HEIZUNGSlabel.de, Open Datapool und Open Datacheck kooperieren

Ziel der Vernetzung der drei Online-Plattformen ist die Bündelung der jeweiligen Daten, Produktinformationen und Funktionen.

Ein Mann und eine Frau betrachten ein Heizungslabel.
Quelle: VdZ

Seit April ist die Online-Plattform HEIZUNGSlabel.de der VdZ an Open Datapool des Zentralverband Sanitär Heizung Klima (ZVSHK) und Open Datacheck vom Deutschen Großhandelsverband Haustechnik (DG Haustechnik) angebunden. Durch die Anbindung von HEIZUNGSlabel.de an Open Datapool und Open Datacheck steht Handwerkern wie Großhändlern ein zusätzlicher Zugang zu erweiterten Produktinformationen für die Energiekennzeichnung von Wärmeerzeugern zur Verfügung.

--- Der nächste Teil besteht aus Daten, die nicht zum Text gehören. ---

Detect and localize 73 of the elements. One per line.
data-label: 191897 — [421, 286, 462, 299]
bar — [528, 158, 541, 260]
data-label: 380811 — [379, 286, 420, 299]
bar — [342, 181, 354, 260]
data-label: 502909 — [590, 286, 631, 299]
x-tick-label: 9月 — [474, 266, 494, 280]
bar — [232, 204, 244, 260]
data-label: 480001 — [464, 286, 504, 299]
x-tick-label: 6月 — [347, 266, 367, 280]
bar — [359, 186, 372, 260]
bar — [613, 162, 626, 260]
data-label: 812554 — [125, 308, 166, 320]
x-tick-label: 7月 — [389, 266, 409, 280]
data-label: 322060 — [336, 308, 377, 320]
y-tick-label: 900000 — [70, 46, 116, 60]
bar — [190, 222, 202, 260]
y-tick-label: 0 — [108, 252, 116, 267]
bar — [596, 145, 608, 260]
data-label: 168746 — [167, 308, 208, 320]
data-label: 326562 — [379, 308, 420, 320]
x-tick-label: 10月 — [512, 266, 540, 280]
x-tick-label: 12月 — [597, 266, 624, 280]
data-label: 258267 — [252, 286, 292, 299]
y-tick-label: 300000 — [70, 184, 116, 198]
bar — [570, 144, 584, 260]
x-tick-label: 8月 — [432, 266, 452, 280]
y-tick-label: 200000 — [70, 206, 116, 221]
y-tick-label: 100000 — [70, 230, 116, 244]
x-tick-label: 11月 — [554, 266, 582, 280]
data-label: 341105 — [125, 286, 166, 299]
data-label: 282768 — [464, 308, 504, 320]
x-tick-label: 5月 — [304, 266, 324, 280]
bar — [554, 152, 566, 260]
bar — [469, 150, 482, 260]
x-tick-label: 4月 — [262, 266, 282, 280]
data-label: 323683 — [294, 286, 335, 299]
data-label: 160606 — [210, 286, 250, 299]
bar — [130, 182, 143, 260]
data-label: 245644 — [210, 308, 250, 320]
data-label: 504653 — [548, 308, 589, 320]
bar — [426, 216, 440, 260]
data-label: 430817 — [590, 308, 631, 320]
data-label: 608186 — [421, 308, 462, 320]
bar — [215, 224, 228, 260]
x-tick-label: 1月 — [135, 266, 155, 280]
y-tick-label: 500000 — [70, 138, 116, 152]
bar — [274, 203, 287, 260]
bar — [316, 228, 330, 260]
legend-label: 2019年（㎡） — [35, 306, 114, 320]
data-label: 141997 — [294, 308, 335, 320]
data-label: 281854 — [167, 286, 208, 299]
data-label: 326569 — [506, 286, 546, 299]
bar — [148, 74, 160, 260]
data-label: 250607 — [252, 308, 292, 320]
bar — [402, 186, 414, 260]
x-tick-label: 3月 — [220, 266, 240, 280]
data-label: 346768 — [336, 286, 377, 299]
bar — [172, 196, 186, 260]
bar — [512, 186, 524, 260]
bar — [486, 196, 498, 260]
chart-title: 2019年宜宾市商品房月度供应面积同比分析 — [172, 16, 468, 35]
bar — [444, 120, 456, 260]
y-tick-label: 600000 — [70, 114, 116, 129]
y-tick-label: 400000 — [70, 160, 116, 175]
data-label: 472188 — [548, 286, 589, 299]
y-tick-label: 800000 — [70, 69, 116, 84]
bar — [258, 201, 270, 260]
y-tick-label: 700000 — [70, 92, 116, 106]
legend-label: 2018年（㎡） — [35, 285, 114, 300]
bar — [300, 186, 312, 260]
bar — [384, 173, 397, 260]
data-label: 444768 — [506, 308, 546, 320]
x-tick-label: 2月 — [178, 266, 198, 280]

Seit 2017 kooperieren Open Datapool und Open Datacheck bereits im Bereich der Stammdatenversorgung. Mit der Einbindung von HEIZUNGSlabel.de ist nun ein weiterer wichtiger Schritt zu einem gesteigerten Serviceangebot für den Nutzer getan worden.

Kerstin Vogt, Geschäftsführerin der VdZ zur Kooperation: "Nachdem Open Datapool und Open Datacheck bereits 2017 eine Kooperation eingegangen sind, ist nun auch HEIZUNGSlabel.de eng mit den beiden anderen Plattformen verzahnt. Durch die gezielte Vernetzung der drei Plattformen versprechen wir uns eine konkrete Effizienzsteigerung für die Nutzer der Angebote, das Handwerk und den Großhandel. Je passgenauer und aktueller Daten in der Gebäudetechnik von Fachleuten gebündelt und abgerufen werden können, desto stärker können die Vorteile von energieeffizienten Lösungen beim Endverbraucher überzeugen."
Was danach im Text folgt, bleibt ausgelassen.